The original sin of the whole thing is taking a dynamic system that is downright impossible to calculate perfectly and boil it down to fixed point(s) (even 24 hourly points is still an incredible oversimplification) but practical methods.

And if you ever want to point out that something is technically wrong in these situations, just focus on things that involve time and radiance. All of the engineering math is collapsed down from raw physics into simpler methods, but the impact of radiance and time are the places we take the greatest liberties.

Ever heard the one about the Physicist and the Engineer? A beautiful man/woman/whatever meets a Physicist and an Engineer in a bar and says to each "If you can close the distance between us, you can kiss me. The catch is you may only move half the distance between us at a time." The Physicist explained how they would never get there and walked away. The Engineer took a step forward, then a smaller step, then another even smaller step, then said "This seems well within acceptable tolerance." and kissed them.

1. Expert Member
| | #13

Thanks for coming by. A couple thoughts.

It's customary in certain calculations to assume that 65F is the break-even point for heating, the point where internal gains balance losses. Most prominently, this is the basis of the degree-day 65 measure. This is an approximation, and at one time it was a reasonable approximation, but as houses get better insulated and heating loads get smaller it becomes a less and less valuable approximation. In this post from last year I reported how on one day on my winter, at design-day temperatures (21F) solar gain and occupant activity were completely warming my house and the the heat wasn't running: https://www.greenbuildingadvisor.com/question/hows-this-for-solar-gain

Second point is that if you look at the history of HVAC, heating in particularly and especially hydronic heating, there was essentially zero penalty for oversizing. Often with oil and gas burning boilers the only difference between different capacities in the same line would be the orifice size on the burner and the price difference would be nominal.
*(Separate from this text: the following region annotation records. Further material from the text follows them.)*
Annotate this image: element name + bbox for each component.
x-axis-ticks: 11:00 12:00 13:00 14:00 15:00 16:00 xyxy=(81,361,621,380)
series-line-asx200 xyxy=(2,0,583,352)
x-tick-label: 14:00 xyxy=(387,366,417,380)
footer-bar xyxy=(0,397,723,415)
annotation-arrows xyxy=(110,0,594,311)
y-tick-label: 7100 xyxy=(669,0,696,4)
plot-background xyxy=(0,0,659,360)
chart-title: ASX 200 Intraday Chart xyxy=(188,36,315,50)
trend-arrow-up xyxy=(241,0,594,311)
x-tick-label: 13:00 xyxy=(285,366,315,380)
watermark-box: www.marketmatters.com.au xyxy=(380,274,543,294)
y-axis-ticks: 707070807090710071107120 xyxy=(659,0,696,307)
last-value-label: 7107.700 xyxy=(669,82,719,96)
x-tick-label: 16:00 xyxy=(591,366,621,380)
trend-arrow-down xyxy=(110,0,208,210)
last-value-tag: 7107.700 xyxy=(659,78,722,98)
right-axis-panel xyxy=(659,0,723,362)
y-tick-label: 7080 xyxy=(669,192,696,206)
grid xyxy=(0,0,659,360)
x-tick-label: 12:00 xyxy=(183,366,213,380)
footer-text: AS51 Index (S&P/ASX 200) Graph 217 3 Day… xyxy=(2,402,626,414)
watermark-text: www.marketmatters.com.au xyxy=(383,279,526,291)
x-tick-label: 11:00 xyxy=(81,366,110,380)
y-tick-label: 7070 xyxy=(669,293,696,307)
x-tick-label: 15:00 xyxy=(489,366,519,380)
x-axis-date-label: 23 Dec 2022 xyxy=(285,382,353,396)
And radiators work as well at 10% capacity as they do at 100%. There would be a severe penalty for undersizing -- the homeowner would be cold on the coldest days. The bias toward oversizing is pretty deeply rooted and is going to take a while to overcome.

6. | | #14

So for the average layman or homeowner trying to get a handle on the size and strength of the HVAC equipment they need to install, would that Trueloads software (mentioned in the video link at minute 19:55) be of any value, or should you just let the experts do the calculations and tell you what to buy?

7. | | #15

Modeling is just an approximation of the behavior. Layout the zones, then tune PID loop to balance the energy.